Galaxia’s tirade isn’t nearly as catchy as the opening track of Peaches’ brandnew Impeach My Bush (XL), on which a heavy drumbeat glues together three unsubtle themes: one anti-war, one prosex, and one calling for Congress to make Dubya very uncomfortable.
Most of the politics on this deeply screwy record are a little less overt and a lot more pornographic. Imagine a college performance-art piece put together by gender-studies majors and deconstructionists, all of whom are horny and obsessed with tech-funk. If that sounds unappealing, imagine that somebody in the group is actually a dance-floor whiz and can set all this stuff — inversions of hip-hop misogyny with lots of graphic instructions about how to please a woman — to catchy beats. Peaches, a woman known to wear a beard, isn’t likely to get into the mainstream anytime soon, but she nails her niche.

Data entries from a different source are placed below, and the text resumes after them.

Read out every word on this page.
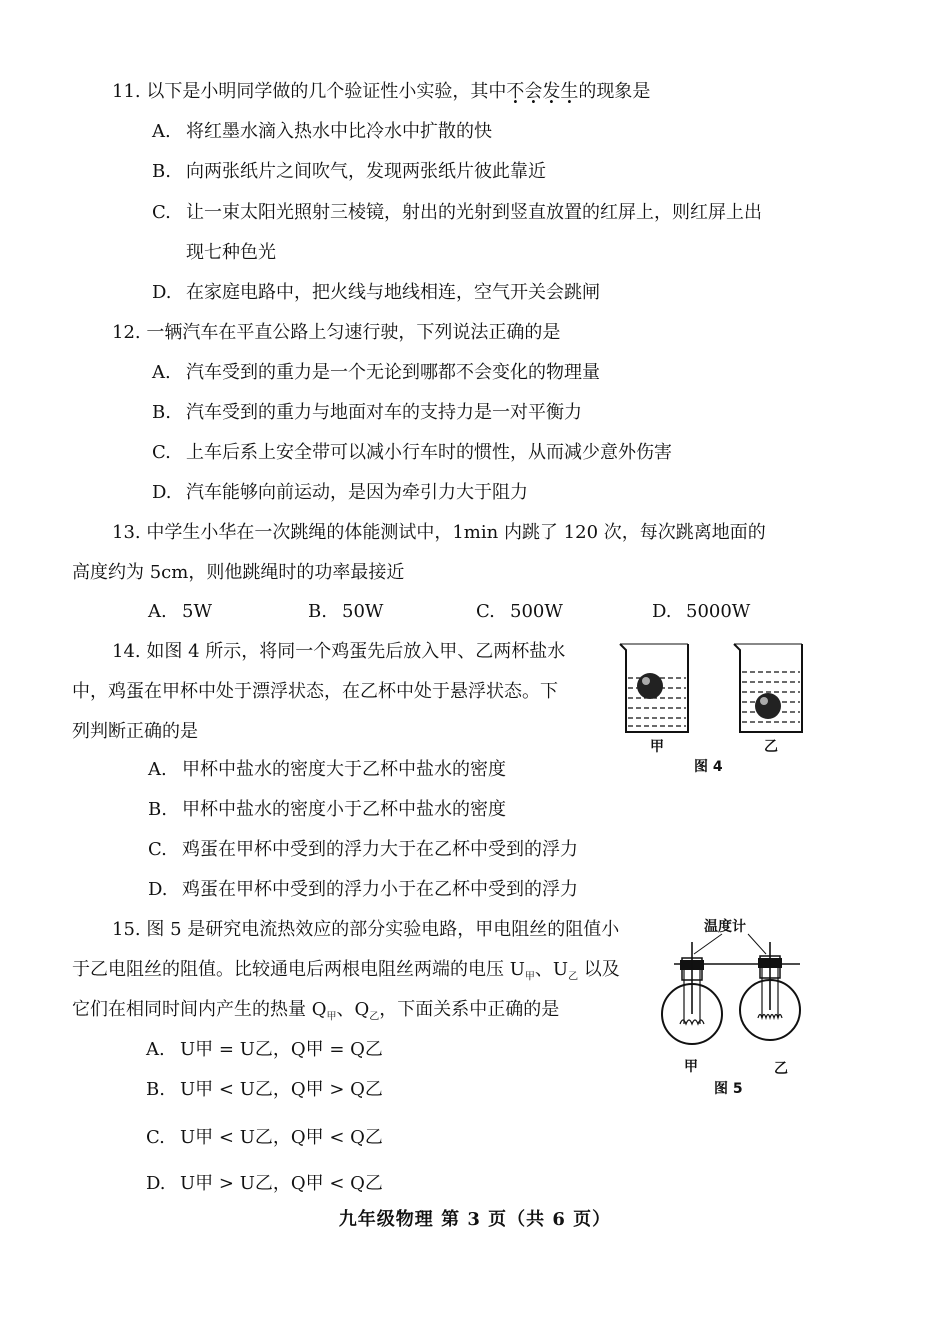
11. 以下是小明同学做的几个验证性小实验，其中不会发生的现象是
A. 将红墨水滴入热水中比冷水中扩散的快
B. 向两张纸片之间吹气，发现两张纸片彼此靠近
C. 让一束太阳光照射三棱镜，射出的光射到竖直放置的红屏上，则红屏上出
现七种色光
D. 在家庭电路中，把火线与地线相连，空气开关会跳闸
12. 一辆汽车在平直公路上匀速行驶，下列说法正确的是
A. 汽车受到的重力是一个无论到哪都不会变化的物理量
B. 汽车受到的重力与地面对车的支持力是一对平衡力
C. 上车后系上安全带可以减小行车时的惯性，从而减少意外伤害
D. 汽车能够向前运动，是因为牵引力大于阻力
13. 中学生小华在一次跳绳的体能测试中，1min 内跳了 120 次，每次跳离地面的
高度约为 5cm，则他跳绳时的功率最接近
A. 5W	B. 50W	C. 500W	D. 5000W
14. 如图 4 所示，将同一个鸡蛋先后放入甲、乙两杯盐水
中，鸡蛋在甲杯中处于漂浮状态，在乙杯中处于悬浮状态。下
列判断正确的是
A. 甲杯中盐水的密度大于乙杯中盐水的密度
B. 甲杯中盐水的密度小于乙杯中盐水的密度
C. 鸡蛋在甲杯中受到的浮力大于在乙杯中受到的浮力
D. 鸡蛋在甲杯中受到的浮力小于在乙杯中受到的浮力
甲	乙
图 4
15. 图 5 是研究电流热效应的部分实验电路，甲电阻丝的阻值小
于乙电阻丝的阻值。比较通电后两根电阻丝两端的电压 $U_甲$、$U_乙$ 以及
它们在相同时间内产生的热量 $Q_甲$、$Q_乙$，下面关系中正确的是
A. U甲 = U乙，Q甲 = Q乙
B. U甲 < U乙，Q甲 > Q乙
C. U甲 < U乙，Q甲 < Q乙
D. U甲 > U乙，Q甲 < Q乙
温度计
甲	乙
图 5
九年级物理 第 3 页（共 6 页）
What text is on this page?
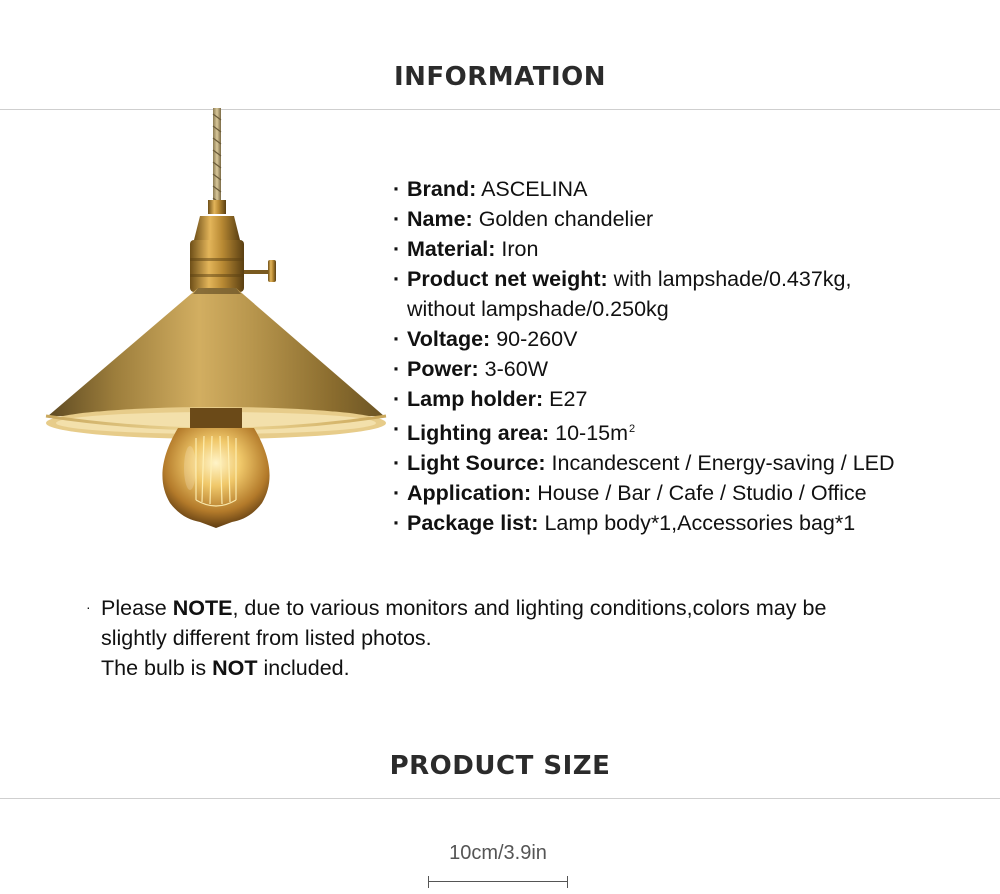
INFORMATION
· Brand: ASCELINA
· Name: Golden chandelier
· Material: Iron
· Product net weight: with lampshade/0.437kg,
without lampshade/0.250kg
· Voltage: 90-260V
· Power: 3-60W
· Lamp holder: E27
· Lighting area: $10-15m^2$
· Light Source: Incandescent / Energy-saving / LED
· Application: House / Bar / Cafe / Studio / Office
· Package list: Lamp body*1,Accessories bag*1
· Please NOTE, due to various monitors and lighting conditions,colors may be
slightly different from listed photos.
The bulb is NOT included.
PRODUCT SIZE
10cm/3.9in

The Fiery Furnaces sounded a lot like outsider artists on their last record, crafting pop songs around tapes of their grandmother’s rambling storytelling, but they sound more like a regular band on Bitter Tea (Fat Possum). That’s not to say there isn’t a lot of weirdness going on: Turn-on-a-dime style changes, toy pianos, and ray-gun noises swim around the often not-quite-singing voice of Eleanor Friedberger. Personally, I’d like a sequel to the grandma thing, but this is fun, too.

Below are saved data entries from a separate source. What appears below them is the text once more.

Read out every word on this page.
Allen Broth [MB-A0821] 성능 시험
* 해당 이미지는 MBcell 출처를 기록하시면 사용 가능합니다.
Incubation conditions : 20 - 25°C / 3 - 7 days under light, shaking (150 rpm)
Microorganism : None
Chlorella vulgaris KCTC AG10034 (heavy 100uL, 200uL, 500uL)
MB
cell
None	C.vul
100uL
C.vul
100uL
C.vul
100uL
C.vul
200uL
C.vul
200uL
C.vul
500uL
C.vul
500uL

Who is more outside the cool world of pop music than an author? Sitting at home behind a keyboard is not conducive to crafting one’s stage presence. Fortunately, a Brooklyn band called One Ring Zero came to the rescue a while back with As Smart As We Are (Barbès Records), whose lyrics were penned by big names Paul Auster, Dave Eggers, Margaret Atwood, and more. The effort was likely not completely altruistic: ORZ’s sound, a decadent cabaret cloud wrung from instruments like the metallophone, bass melodica, and claviola (I won’t even mention the power drills and kitty litter) is an esoteric pleasure that surely got more exposure than it would have thanks to the highbrow association. Now that the NPR world has been introduced to the band, ORZ will follow up next month with Wake Them Up, for which they wrote their own lyrics.
Finally: As one of the few things less fashionable than a claviola is tap dancing, incorporating tap into indie rock doesn’t sound like the brightest of ideas. Weirdly, it works for Tilly and the Wall, whose Bottoms of Barrels (Team Love) uses dancer Jamie Williams as a percussion instrument. The effect is less vaudeville than flamenco, though, with pounding tap-a-taps upping the music’s emotional ante, lending drama to songs that are already pretty high in it. The band’s singers strain at the outer edge of their vocal ranges, like kids for whom nothing in the world is more important than making you understand what they’re saying; the songs are like nuggets of optimism dredged from a scary lake. Optimism may be awfully square, but here it sounds like fun.